Ce projet de loi clôt budgétairement une année 2020 exceptionnelle à bien des égards, compte tenu bien évidemment de l’épidémie de covid-19 et de ses conséquences sur notre économie et sur l’économie mondiale. L’économie française a ainsi subi un choc historique, avec une récession de 7, 8 % du PIB, plus forte que dans la zone euro et surtout beaucoup plus élevée que notre voisin et partenaire, l’Allemagne.
Par ailleurs, cette année d’exécution exceptionnelle s’accompagne d’une dégradation d’une ampleur inédite de nos comptes publics, avec un déficit budgétaire de l’État d’un niveau tout aussi inédit de plus de 178 milliards d’euros.
Chacun le sait, cette crise a rendu urgente et vitale la mise en œuvre de mesures de soutien tant aux entreprises qu’aux ménages. Ainsi, plus de 40 milliards d’euros ont été dépensés sur la seule mission « Plan d’urgence face à la crise sanitaire », qui n’existait bien évidemment pas en loi de finances initiale.
Le Sénat a voté ces mesures de soutien, qu’il s’agisse du fonds de solidarité, de l’activité partielle ou des PGE. Les effets de la crise ont ainsi été absorbés à plus de 80 % par les administrations publiques, ce qui a permis de protéger le revenu des ménages. Cependant, ces résultats auraient pu être meilleurs : plus de 20 % des pertes de revenus des entreprises sont restées à leur charge. Les administrations françaises n’ont pas été en mesure de les absorber dans des proportions équivalentes à l’Allemagne ou à l’ensemble de la zone euro. Pour quelles raisons ?
La principale raison, à mon sens, correspond évidemment au manque de marges de manœuvre budgétaires dont disposait le Gouvernement. Il a ainsi été contraint à moins intervenir sur fonds publics, en recourant, par exemple, davantage aux prêts garantis par l’État qu’à des subventions directes.
Il est regrettable de subir ainsi le choix du Gouvernement de reporter systématiquement le redressement des comptes publics au cours des dernières années, alors que l’on bénéficiait à la fois d’une croissance supérieure à son potentiel et d’un fort dynamisme des prélèvements obligatoires. Cette situation nous a indéniablement fragilisés lorsque la crise est survenue : nous payons maintenant les conséquences des choix pris par le Gouvernement, qui n’a pas su – ou voulu – créer les conditions qui nous auraient permis de disposer de marges de manœuvre budgétaires supplémentaires, qui nous auraient été bien utiles.

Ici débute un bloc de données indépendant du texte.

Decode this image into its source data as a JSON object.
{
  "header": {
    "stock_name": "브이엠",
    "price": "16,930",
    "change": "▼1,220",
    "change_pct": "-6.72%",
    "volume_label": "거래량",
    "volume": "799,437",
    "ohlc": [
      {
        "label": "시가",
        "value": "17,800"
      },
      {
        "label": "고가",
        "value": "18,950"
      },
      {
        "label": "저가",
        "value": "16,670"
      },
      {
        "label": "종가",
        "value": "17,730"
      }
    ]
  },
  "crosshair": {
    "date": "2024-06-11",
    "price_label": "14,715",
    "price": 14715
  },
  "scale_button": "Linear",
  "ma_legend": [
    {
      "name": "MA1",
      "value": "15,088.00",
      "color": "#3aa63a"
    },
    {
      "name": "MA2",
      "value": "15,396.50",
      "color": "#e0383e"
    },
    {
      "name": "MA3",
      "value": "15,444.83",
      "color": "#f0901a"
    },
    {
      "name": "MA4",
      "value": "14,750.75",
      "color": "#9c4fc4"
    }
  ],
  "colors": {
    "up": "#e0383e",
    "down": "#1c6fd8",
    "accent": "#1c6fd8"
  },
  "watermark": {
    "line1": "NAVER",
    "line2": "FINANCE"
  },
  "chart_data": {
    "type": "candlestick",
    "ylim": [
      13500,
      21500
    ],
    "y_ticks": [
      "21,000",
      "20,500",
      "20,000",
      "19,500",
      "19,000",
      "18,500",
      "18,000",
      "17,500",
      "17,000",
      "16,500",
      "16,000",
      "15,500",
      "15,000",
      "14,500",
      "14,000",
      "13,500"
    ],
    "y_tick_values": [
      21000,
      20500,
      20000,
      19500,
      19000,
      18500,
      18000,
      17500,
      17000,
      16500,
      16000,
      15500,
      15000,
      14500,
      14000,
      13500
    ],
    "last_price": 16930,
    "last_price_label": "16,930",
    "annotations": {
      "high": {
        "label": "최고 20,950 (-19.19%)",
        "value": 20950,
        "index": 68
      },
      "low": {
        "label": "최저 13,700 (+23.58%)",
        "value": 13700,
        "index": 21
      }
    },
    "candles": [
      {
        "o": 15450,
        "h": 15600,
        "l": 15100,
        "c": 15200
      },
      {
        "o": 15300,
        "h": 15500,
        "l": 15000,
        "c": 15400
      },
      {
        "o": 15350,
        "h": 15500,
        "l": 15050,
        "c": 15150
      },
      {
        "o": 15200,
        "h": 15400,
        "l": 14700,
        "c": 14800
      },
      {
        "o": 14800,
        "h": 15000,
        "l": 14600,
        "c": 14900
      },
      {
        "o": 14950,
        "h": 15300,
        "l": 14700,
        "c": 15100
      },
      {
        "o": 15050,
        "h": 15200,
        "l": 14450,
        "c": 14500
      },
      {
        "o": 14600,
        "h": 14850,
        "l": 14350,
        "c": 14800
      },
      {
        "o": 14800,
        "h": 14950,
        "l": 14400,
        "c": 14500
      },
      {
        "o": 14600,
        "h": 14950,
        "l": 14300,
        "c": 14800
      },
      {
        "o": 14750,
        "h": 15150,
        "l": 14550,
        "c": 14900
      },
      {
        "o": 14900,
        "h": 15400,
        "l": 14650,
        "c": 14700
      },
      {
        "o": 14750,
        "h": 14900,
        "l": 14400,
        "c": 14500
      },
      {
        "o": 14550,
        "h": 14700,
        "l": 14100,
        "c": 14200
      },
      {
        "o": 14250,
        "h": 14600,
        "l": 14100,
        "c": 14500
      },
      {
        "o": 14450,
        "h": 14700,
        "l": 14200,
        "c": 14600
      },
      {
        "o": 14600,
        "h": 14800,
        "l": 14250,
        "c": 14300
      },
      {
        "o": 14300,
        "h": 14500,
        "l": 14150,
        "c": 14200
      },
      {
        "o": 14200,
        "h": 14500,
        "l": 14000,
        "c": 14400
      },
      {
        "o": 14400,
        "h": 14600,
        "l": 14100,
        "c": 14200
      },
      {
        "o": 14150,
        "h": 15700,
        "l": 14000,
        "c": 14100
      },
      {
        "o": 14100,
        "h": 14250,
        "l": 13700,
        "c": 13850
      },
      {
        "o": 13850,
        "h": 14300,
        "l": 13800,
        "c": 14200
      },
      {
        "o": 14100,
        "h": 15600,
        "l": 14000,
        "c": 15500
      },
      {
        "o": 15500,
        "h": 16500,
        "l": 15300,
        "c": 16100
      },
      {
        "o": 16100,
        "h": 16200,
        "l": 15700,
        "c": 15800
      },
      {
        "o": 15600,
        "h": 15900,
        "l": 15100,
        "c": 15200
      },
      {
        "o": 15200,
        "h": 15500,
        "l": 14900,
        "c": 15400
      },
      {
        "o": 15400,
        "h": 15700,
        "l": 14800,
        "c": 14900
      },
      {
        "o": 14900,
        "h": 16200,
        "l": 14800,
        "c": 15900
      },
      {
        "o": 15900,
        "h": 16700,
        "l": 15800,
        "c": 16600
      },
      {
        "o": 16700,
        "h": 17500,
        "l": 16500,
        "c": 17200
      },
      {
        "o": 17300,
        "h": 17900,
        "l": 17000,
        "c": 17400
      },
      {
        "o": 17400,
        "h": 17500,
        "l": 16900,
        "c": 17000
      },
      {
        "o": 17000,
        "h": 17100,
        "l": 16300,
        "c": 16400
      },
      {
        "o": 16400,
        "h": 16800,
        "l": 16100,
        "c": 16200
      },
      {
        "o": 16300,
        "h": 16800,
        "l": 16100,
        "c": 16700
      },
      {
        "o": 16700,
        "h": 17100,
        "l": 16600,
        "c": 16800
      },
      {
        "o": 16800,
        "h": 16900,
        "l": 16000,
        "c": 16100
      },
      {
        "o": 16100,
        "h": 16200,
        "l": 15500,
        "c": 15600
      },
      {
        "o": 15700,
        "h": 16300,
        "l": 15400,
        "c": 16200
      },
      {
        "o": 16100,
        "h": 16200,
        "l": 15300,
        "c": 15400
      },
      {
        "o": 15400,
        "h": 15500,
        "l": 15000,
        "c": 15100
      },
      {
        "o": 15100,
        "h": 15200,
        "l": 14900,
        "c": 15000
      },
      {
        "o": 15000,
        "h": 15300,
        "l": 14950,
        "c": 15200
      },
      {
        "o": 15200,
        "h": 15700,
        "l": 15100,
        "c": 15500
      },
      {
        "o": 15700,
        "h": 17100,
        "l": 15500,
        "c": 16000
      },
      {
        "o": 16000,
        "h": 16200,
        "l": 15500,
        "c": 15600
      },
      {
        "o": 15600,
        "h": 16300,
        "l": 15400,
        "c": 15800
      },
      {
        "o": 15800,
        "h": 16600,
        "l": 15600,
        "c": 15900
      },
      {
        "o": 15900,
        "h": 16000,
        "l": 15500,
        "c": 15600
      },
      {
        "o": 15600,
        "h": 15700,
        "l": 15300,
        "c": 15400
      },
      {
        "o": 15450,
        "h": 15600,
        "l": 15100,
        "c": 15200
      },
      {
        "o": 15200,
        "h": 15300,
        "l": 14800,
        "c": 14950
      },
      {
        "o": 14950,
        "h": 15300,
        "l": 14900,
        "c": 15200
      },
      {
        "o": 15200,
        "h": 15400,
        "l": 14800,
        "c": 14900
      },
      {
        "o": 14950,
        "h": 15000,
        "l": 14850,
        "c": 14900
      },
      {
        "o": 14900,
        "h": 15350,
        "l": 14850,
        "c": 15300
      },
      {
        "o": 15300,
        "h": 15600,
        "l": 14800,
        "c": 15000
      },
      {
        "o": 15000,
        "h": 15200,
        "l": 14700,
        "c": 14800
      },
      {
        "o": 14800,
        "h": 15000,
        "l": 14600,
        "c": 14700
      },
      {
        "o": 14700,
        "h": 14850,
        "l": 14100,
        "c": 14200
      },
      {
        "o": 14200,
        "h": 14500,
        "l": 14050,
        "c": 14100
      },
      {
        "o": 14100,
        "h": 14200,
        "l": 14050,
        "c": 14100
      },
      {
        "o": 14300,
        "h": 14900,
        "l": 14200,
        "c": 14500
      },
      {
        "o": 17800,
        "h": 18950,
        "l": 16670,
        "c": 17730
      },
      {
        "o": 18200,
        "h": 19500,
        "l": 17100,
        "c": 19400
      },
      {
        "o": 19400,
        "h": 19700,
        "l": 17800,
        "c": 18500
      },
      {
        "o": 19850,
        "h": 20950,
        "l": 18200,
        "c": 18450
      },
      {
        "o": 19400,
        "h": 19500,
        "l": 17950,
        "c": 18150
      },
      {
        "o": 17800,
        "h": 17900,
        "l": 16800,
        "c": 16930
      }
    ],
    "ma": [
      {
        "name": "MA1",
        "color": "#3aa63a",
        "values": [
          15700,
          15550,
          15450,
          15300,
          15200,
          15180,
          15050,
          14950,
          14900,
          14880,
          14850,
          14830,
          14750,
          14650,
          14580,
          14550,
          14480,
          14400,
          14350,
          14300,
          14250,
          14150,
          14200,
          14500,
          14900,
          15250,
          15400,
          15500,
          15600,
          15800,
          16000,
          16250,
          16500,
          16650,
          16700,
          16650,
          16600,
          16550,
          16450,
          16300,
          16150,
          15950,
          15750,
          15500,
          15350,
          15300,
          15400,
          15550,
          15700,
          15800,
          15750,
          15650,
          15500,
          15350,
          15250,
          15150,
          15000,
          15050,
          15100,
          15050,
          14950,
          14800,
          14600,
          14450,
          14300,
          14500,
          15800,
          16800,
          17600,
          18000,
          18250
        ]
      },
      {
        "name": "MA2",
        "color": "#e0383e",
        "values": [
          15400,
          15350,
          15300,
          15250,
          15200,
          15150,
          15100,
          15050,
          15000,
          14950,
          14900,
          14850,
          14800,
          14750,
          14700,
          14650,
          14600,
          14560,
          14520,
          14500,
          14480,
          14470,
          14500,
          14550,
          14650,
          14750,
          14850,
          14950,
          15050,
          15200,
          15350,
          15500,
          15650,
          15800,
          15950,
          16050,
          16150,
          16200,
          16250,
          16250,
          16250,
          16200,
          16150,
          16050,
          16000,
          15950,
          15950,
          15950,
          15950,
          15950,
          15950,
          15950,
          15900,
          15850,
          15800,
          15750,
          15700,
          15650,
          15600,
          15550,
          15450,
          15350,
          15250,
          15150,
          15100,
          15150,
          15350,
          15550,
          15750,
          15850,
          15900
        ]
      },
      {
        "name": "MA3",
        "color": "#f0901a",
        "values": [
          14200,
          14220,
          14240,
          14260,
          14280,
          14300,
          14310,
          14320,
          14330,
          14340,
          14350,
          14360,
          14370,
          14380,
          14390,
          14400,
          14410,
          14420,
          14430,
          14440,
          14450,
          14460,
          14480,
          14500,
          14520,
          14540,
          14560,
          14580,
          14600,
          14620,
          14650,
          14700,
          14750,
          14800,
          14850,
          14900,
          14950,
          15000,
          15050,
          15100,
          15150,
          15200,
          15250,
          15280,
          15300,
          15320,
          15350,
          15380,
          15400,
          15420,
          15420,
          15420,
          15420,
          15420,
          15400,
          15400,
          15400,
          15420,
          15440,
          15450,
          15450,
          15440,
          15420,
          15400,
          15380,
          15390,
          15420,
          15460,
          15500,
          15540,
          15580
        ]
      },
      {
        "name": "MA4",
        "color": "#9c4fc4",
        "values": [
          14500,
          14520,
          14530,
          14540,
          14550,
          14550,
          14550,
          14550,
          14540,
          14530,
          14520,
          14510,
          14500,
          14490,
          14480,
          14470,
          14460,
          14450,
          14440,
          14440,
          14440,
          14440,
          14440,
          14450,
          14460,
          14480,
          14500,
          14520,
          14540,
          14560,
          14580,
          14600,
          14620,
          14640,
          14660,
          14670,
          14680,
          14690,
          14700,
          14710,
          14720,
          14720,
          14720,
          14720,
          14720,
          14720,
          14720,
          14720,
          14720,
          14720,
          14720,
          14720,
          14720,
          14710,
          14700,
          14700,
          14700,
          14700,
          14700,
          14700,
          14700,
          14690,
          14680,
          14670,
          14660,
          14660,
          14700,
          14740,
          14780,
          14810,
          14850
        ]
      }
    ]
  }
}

Nonobstant ce regret, nous avons voté les quatre projets de loi de finances rectificative pour 2020, obtenant au passage d’importantes évolutions et enrichissant les textes d’apports parfois significatifs. Nous avons en particulier adopté les mesures de soutien qui étaient essentielles pour maintenir les entreprises à flot et protéger les ménages.
Toutefois, nous ne partagions pas tous les choix du Gouvernement ayant guidé la construction de la loi de finances initiale pour 2020. Outre les critiques déjà énoncées sur la politique budgétaire globale, à savoir l’absence d’assainissement des finances publiques et de maîtrise de la dépense publique avant la crise, nous nous étions aussi opposés à certaines mesures et avions regretté de n’avoir pas été entendus sur le schéma de financement pour les collectivités territoriales au titre de la suppression de la taxe d’habitation.
Par ailleurs, l’objectif du Gouvernement de réduction de 50 000 emplois au sein de l’État et de ses opérateurs sur le quinquennat apparaît totalement abandonné et désormais inatteignable.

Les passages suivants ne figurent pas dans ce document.